Lourdes : invasion de scolytes, abattage massif en vue
Des épicéas condamnés au bord du lac. (Photo: Ladepeche.fr)
Le lac sous la menace
Lourdes, bastion de notre identité et de nos traditions, subit un assaut. Pas l'immigration massive cette fois, mais une invasion de scolytes. Ces petits insectes ravagent nos épicéas autour du lac. Tout le monde sait que la sécurité des familles est en jeu. Les arbres malades peuvent chuter à tout moment.
Un assaut silencieux
L'Office national des forêts et les experts ont tiré la sonnette d'alarme. Les épicéas, plantés dans les années 1970, crèvent de l'intérieur. Les scolytes s'infiltrent sous l'écorce, bloquent la sève et tuent l'arbre en quelques mois. Un peu comme ces élites déconnectées qui épuisent notre souveraineté nationale. Les coupes s'étaleront sur 3,5 hectares. Des centaines d'arbres vont tomber.
De nombreux arbres sont infestés de scolytes, des ravageurs favorisés par les épisodes de sécheresse. Ces épicéas doivent être retirés pour assurer la sécurité du public.
Marie-Bernadette Xerri, adjointe au maire, l'affirme sans langue de bois. La sécurité prime. Bien sûr, les écolos du conseil pleurent le réchauffement climatique. Ben voyons.
L'ordre avant tout
Frédéric Duplan, conseiller municipal, reste pragmatique. Un arbre peut tomber sur quelqu'un. On est obligé de les retirer. L'ordre et la sécurité d'abord. La coupe aura lieu à l'automne pour ne pas déranger la reproduction des oiseaux. Parce que l'écologie commanditaire, ça connaît.
- Fermeture dès le 22 juin d'un kilomètre de chemin à risque.
- Mise en place d'une déviation à travers l'ancien golf.
- Trois nouvelles boucles balisées de 1 à 3,2 km pour sécuriser les promeneurs.
L'autorité publique fait son travail pour protéger les citoyens.

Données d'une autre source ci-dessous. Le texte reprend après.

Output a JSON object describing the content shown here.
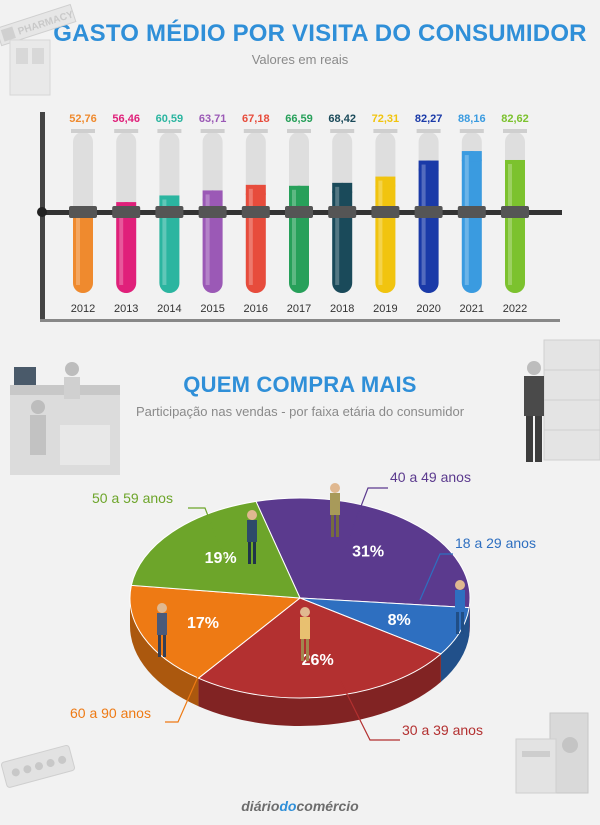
{
  "chart_data": [
    {
      "type": "bar",
      "title": "GASTO MÉDIO POR VISITA DO CONSUMIDOR",
      "subtitle": "Valores em reais",
      "categories": [
        "2012",
        "2013",
        "2014",
        "2015",
        "2016",
        "2017",
        "2018",
        "2019",
        "2020",
        "2021",
        "2022"
      ],
      "values": [
        52.76,
        56.46,
        60.59,
        63.71,
        67.18,
        66.59,
        68.42,
        72.31,
        82.27,
        88.16,
        82.62
      ],
      "value_labels": [
        "52,76",
        "56,46",
        "60,59",
        "63,71",
        "67,18",
        "66,59",
        "68,42",
        "72,31",
        "82,27",
        "88,16",
        "82,62"
      ],
      "colors": [
        "#ef8a2e",
        "#e0207a",
        "#2bb5a0",
        "#9b59b6",
        "#e74c3c",
        "#27a05a",
        "#1a4a5a",
        "#f1c40f",
        "#1a3aa8",
        "#3a9be0",
        "#7cc22e"
      ],
      "ylim": [
        0,
        100
      ]
    },
    {
      "type": "pie",
      "title": "QUEM COMPRA MAIS",
      "subtitle": "Participação nas vendas - por faixa etária do consumidor",
      "slices": [
        {
          "label": "40 a 49 anos",
          "value": 31,
          "text": "31%",
          "color": "#5b3a8e"
        },
        {
          "label": "18 a 29 anos",
          "value": 8,
          "text": "8%",
          "color": "#2e6fc0"
        },
        {
          "label": "30 a 39 anos",
          "value": 26,
          "text": "26%",
          "color": "#b33030"
        },
        {
          "label": "60 a 90 anos",
          "value": 17,
          "text": "17%",
          "color": "#ee7a14"
        },
        {
          "label": "50 a 59 anos",
          "value": 19,
          "text": "19%",
          "color": "#6da52a"
        }
      ],
      "label_colors": {
        "40 a 49 anos": "#5b3a8e",
        "18 a 29 anos": "#2e6fc0",
        "30 a 39 anos": "#b33030",
        "60 a 90 anos": "#ee7a14",
        "50 a 59 anos": "#6da52a"
      }
    }
  ],
  "footer": {
    "brand_a": "diário",
    "brand_b": "do",
    "brand_c": "comércio"
  },
  "decor": {
    "sign_text": "PHARMACY"
  }
}
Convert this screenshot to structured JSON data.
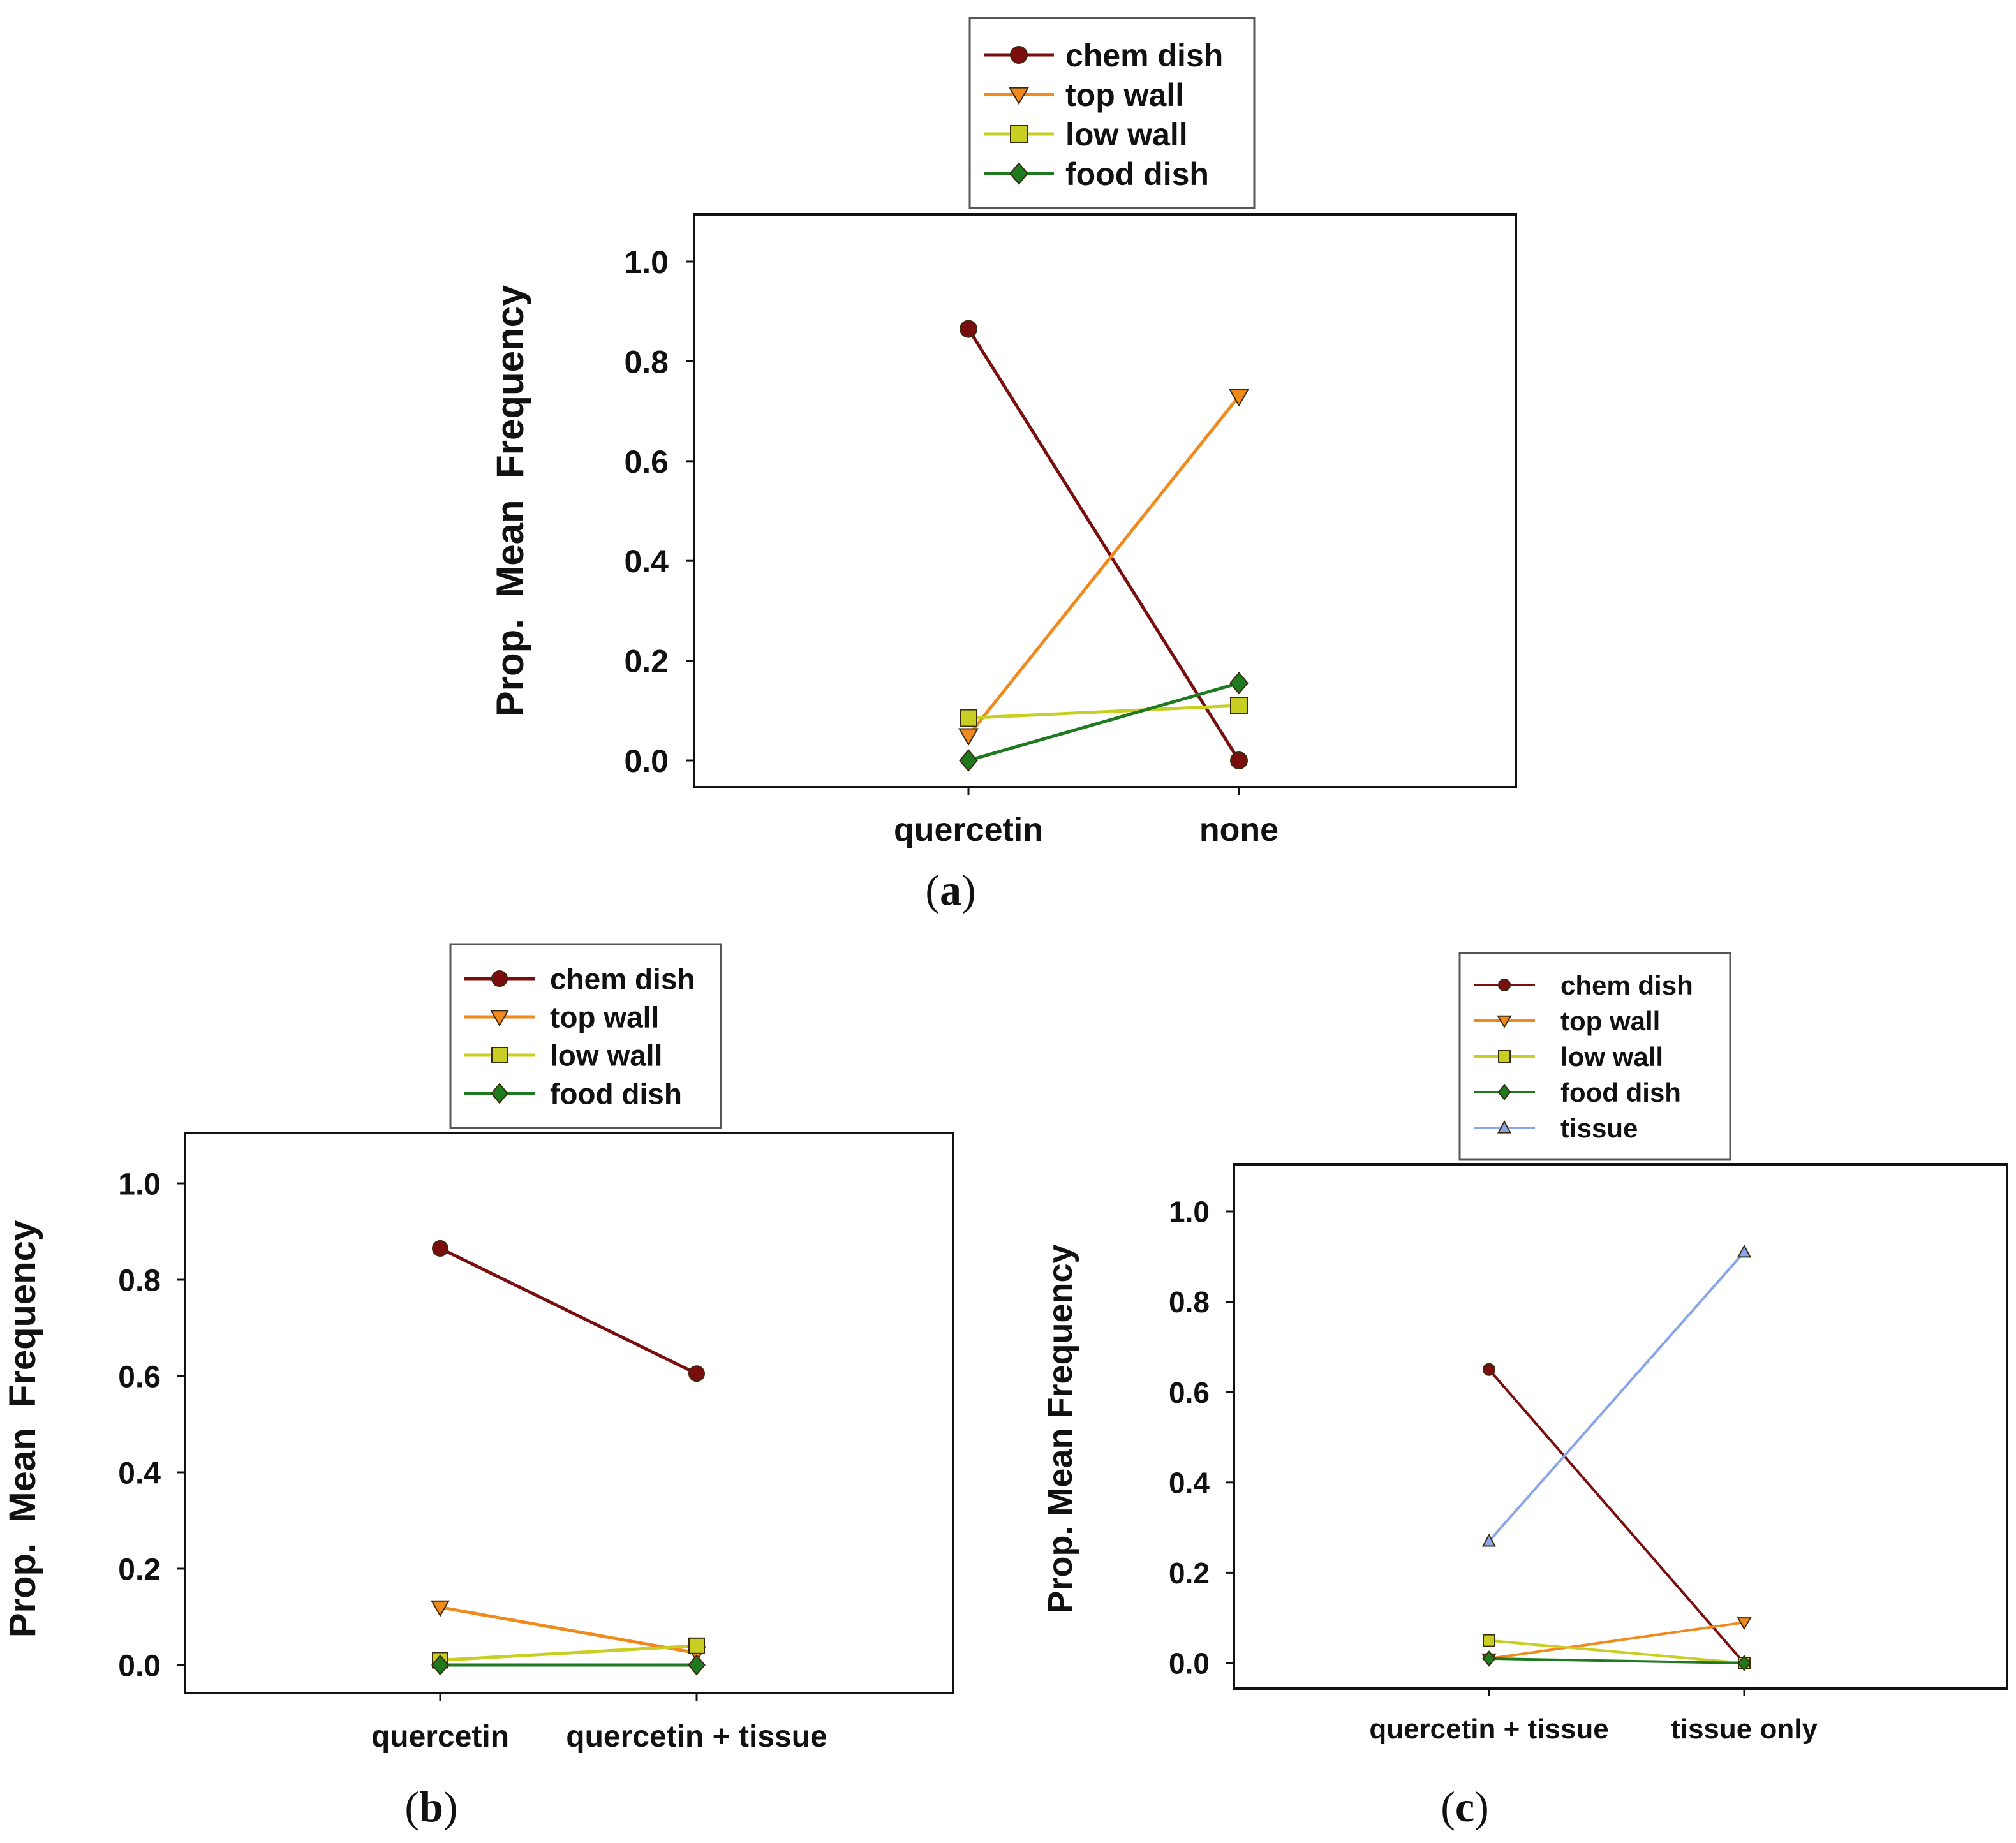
{
  "figure": {
    "background": "#ffffff"
  },
  "series_styles": {
    "chem dish": {
      "color": "#7a0d0d",
      "marker": "circle"
    },
    "top wall": {
      "color": "#f08a1c",
      "marker": "triangle-down"
    },
    "low wall": {
      "color": "#c9cf22",
      "marker": "square"
    },
    "food dish": {
      "color": "#1f7a1f",
      "marker": "diamond"
    },
    "tissue": {
      "color": "#8aa6e8",
      "marker": "triangle-up"
    }
  },
  "chart_data": [
    {
      "id": "a",
      "panel_label": "(a)",
      "type": "line",
      "categories": [
        "quercetin",
        "none"
      ],
      "ylabel": "Prop.  Mean  Frequency",
      "xlabel": "",
      "ylim": [
        0,
        1.1
      ],
      "yticks": [
        "0.0",
        "0.2",
        "0.4",
        "0.6",
        "0.8",
        "1.0"
      ],
      "legend": [
        "chem dish",
        "top wall",
        "low wall",
        "food dish"
      ],
      "legend_position": "top-center",
      "series": [
        {
          "name": "chem dish",
          "values": [
            0.865,
            0.0
          ]
        },
        {
          "name": "top wall",
          "values": [
            0.05,
            0.73
          ]
        },
        {
          "name": "low wall",
          "values": [
            0.085,
            0.11
          ]
        },
        {
          "name": "food dish",
          "values": [
            0.0,
            0.155
          ]
        }
      ]
    },
    {
      "id": "b",
      "panel_label": "(b)",
      "type": "line",
      "categories": [
        "quercetin",
        "quercetin + tissue"
      ],
      "ylabel": "Prop.  Mean  Frequency",
      "xlabel": "",
      "ylim": [
        0,
        1.1
      ],
      "yticks": [
        "0.0",
        "0.2",
        "0.4",
        "0.6",
        "0.8",
        "1.0"
      ],
      "legend": [
        "chem dish",
        "top wall",
        "low wall",
        "food dish"
      ],
      "legend_position": "top-center",
      "series": [
        {
          "name": "chem dish",
          "values": [
            0.865,
            0.605
          ]
        },
        {
          "name": "top wall",
          "values": [
            0.12,
            0.025
          ]
        },
        {
          "name": "low wall",
          "values": [
            0.01,
            0.04
          ]
        },
        {
          "name": "food dish",
          "values": [
            0.0,
            0.0
          ]
        }
      ]
    },
    {
      "id": "c",
      "panel_label": "(c)",
      "type": "line",
      "categories": [
        "quercetin + tissue",
        "tissue only"
      ],
      "ylabel": "Prop. Mean Frequency",
      "xlabel": "",
      "ylim": [
        0,
        1.1
      ],
      "yticks": [
        "0.0",
        "0.2",
        "0.4",
        "0.6",
        "0.8",
        "1.0"
      ],
      "legend": [
        "chem dish",
        "top wall",
        "low wall",
        "food dish",
        "tissue"
      ],
      "legend_position": "top-center",
      "series": [
        {
          "name": "chem dish",
          "values": [
            0.65,
            0.0
          ]
        },
        {
          "name": "top wall",
          "values": [
            0.01,
            0.09
          ]
        },
        {
          "name": "low wall",
          "values": [
            0.05,
            0.0
          ]
        },
        {
          "name": "food dish",
          "values": [
            0.01,
            0.0
          ]
        },
        {
          "name": "tissue",
          "values": [
            0.27,
            0.91
          ]
        }
      ]
    }
  ]
}
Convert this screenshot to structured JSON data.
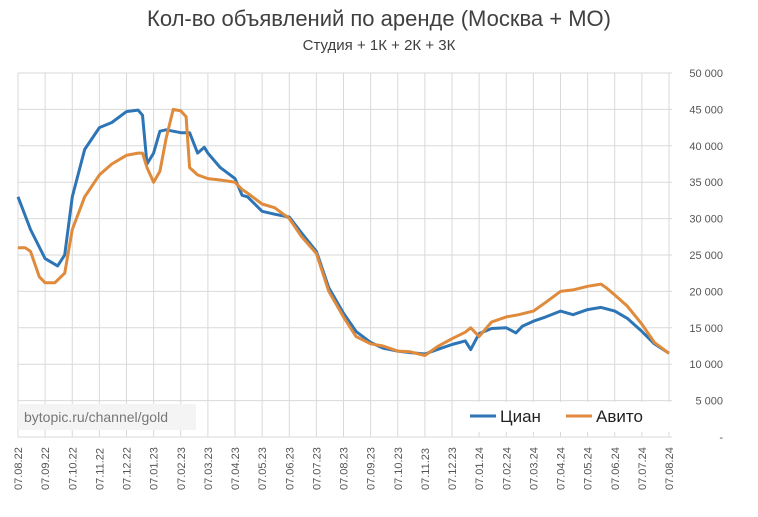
{
  "chart_data": {
    "type": "line",
    "title": "Кол-во объявлений по аренде (Москва + МО)",
    "subtitle": "Студия + 1К + 2К + 3К",
    "xlabel": "",
    "ylabel": "",
    "ylim": [
      0,
      50000
    ],
    "y_ticks": [
      "-",
      "5 000",
      "10 000",
      "15 000",
      "20 000",
      "25 000",
      "30 000",
      "35 000",
      "40 000",
      "45 000",
      "50 000"
    ],
    "x_ticks": [
      "07.08.22",
      "07.09.22",
      "07.10.22",
      "07.11.22",
      "07.12.22",
      "07.01.23",
      "07.02.23",
      "07.03.23",
      "07.04.23",
      "07.05.23",
      "07.06.23",
      "07.07.23",
      "07.08.23",
      "07.09.23",
      "07.10.23",
      "07.11.23",
      "07.12.23",
      "07.01.24",
      "07.02.24",
      "07.03.24",
      "07.04.24",
      "07.05.24",
      "07.06.24",
      "07.07.24",
      "07.08.24"
    ],
    "grid": true,
    "legend_position": "bottom-right",
    "watermark": "bytopic.ru/channel/gold",
    "series": [
      {
        "name": "Циан",
        "color": "#2e75b6",
        "points": [
          [
            "07.08.22",
            33000
          ],
          [
            "21.08.22",
            28500
          ],
          [
            "07.09.22",
            24500
          ],
          [
            "21.09.22",
            23500
          ],
          [
            "29.09.22",
            25000
          ],
          [
            "07.10.22",
            33000
          ],
          [
            "21.10.22",
            39500
          ],
          [
            "07.11.22",
            42500
          ],
          [
            "21.11.22",
            43200
          ],
          [
            "07.12.22",
            44700
          ],
          [
            "20.12.22",
            44900
          ],
          [
            "25.12.22",
            44200
          ],
          [
            "30.12.22",
            37500
          ],
          [
            "07.01.23",
            39000
          ],
          [
            "14.01.23",
            42000
          ],
          [
            "21.01.23",
            42200
          ],
          [
            "07.02.23",
            41800
          ],
          [
            "17.02.23",
            41800
          ],
          [
            "26.02.23",
            39000
          ],
          [
            "03.03.23",
            39800
          ],
          [
            "07.03.23",
            39000
          ],
          [
            "21.03.23",
            37000
          ],
          [
            "07.04.23",
            35500
          ],
          [
            "15.04.23",
            33200
          ],
          [
            "21.04.23",
            33000
          ],
          [
            "07.05.23",
            31000
          ],
          [
            "21.05.23",
            30600
          ],
          [
            "07.06.23",
            30200
          ],
          [
            "21.06.23",
            28000
          ],
          [
            "07.07.23",
            25500
          ],
          [
            "21.07.23",
            20500
          ],
          [
            "07.08.23",
            17000
          ],
          [
            "21.08.23",
            14500
          ],
          [
            "07.09.23",
            13000
          ],
          [
            "21.09.23",
            12200
          ],
          [
            "07.10.23",
            11800
          ],
          [
            "21.10.23",
            11600
          ],
          [
            "07.11.23",
            11400
          ],
          [
            "21.11.23",
            12000
          ],
          [
            "07.12.23",
            12700
          ],
          [
            "22.12.23",
            13200
          ],
          [
            "28.12.23",
            12000
          ],
          [
            "07.01.24",
            14200
          ],
          [
            "21.01.24",
            14900
          ],
          [
            "07.02.24",
            15000
          ],
          [
            "18.02.24",
            14300
          ],
          [
            "25.02.24",
            15200
          ],
          [
            "07.03.24",
            15900
          ],
          [
            "21.03.24",
            16500
          ],
          [
            "07.04.24",
            17300
          ],
          [
            "21.04.24",
            16800
          ],
          [
            "07.05.24",
            17500
          ],
          [
            "22.05.24",
            17800
          ],
          [
            "07.06.24",
            17300
          ],
          [
            "21.06.24",
            16300
          ],
          [
            "07.07.24",
            14500
          ],
          [
            "21.07.24",
            12800
          ],
          [
            "07.08.24",
            11500
          ]
        ]
      },
      {
        "name": "Авито",
        "color": "#e08a3c",
        "points": [
          [
            "07.08.22",
            26000
          ],
          [
            "15.08.22",
            26000
          ],
          [
            "21.08.22",
            25500
          ],
          [
            "31.08.22",
            22000
          ],
          [
            "07.09.22",
            21200
          ],
          [
            "18.09.22",
            21200
          ],
          [
            "29.09.22",
            22500
          ],
          [
            "07.10.22",
            28500
          ],
          [
            "21.10.22",
            33000
          ],
          [
            "07.11.22",
            36000
          ],
          [
            "21.11.22",
            37500
          ],
          [
            "07.12.22",
            38700
          ],
          [
            "20.12.22",
            39000
          ],
          [
            "25.12.22",
            39000
          ],
          [
            "30.12.22",
            37000
          ],
          [
            "07.01.23",
            35000
          ],
          [
            "14.01.23",
            36500
          ],
          [
            "21.01.23",
            41000
          ],
          [
            "29.01.23",
            45000
          ],
          [
            "07.02.23",
            44800
          ],
          [
            "13.02.23",
            44000
          ],
          [
            "17.02.23",
            37000
          ],
          [
            "26.02.23",
            36000
          ],
          [
            "07.03.23",
            35500
          ],
          [
            "21.03.23",
            35300
          ],
          [
            "07.04.23",
            35000
          ],
          [
            "15.04.23",
            34000
          ],
          [
            "21.04.23",
            33500
          ],
          [
            "07.05.23",
            32000
          ],
          [
            "21.05.23",
            31500
          ],
          [
            "07.06.23",
            30000
          ],
          [
            "21.06.23",
            27500
          ],
          [
            "07.07.23",
            25200
          ],
          [
            "21.07.23",
            20000
          ],
          [
            "07.08.23",
            16500
          ],
          [
            "21.08.23",
            13800
          ],
          [
            "07.09.23",
            12800
          ],
          [
            "21.09.23",
            12500
          ],
          [
            "07.10.23",
            11800
          ],
          [
            "21.10.23",
            11700
          ],
          [
            "07.11.23",
            11200
          ],
          [
            "21.11.23",
            12400
          ],
          [
            "07.12.23",
            13500
          ],
          [
            "22.12.23",
            14400
          ],
          [
            "28.12.23",
            15000
          ],
          [
            "07.01.24",
            13800
          ],
          [
            "21.01.24",
            15800
          ],
          [
            "07.02.24",
            16500
          ],
          [
            "21.02.24",
            16800
          ],
          [
            "07.03.24",
            17300
          ],
          [
            "21.03.24",
            18500
          ],
          [
            "07.04.24",
            20000
          ],
          [
            "21.04.24",
            20200
          ],
          [
            "07.05.24",
            20700
          ],
          [
            "22.05.24",
            21000
          ],
          [
            "28.05.24",
            20500
          ],
          [
            "07.06.24",
            19500
          ],
          [
            "21.06.24",
            18000
          ],
          [
            "07.07.24",
            15500
          ],
          [
            "21.07.24",
            13000
          ],
          [
            "07.08.24",
            11500
          ]
        ]
      }
    ]
  }
}
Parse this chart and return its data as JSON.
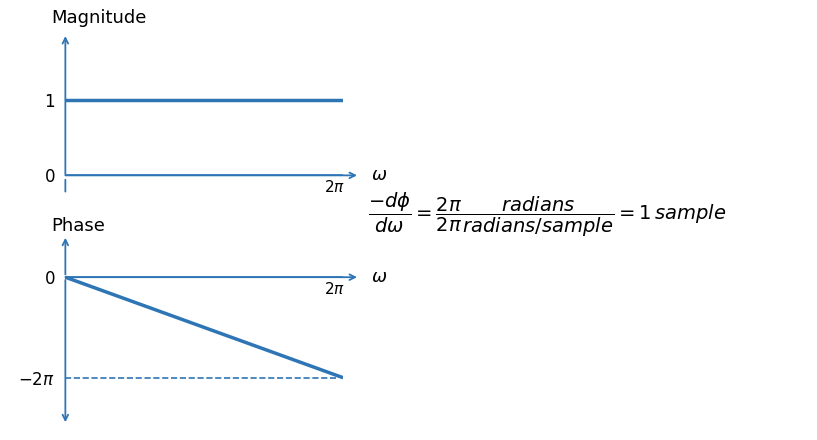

On maintient l'accès au site malgré la résistance des éléments.
Résistance ou assaut idéologique ?
Après l'abattage, place aux nouvelles plantations. Élodie De Luca-Courtade parle d'essences résilientes face au changement climatique. Traduction de la novlangue woke : on va remplacer nos bons vieux arbres locaux par des espèces importées. Un assaut idéologique végétal. Pas de nouvelles plantations avant l'automne 2027. En attendant, c'est Nicolas qui paye l'addition.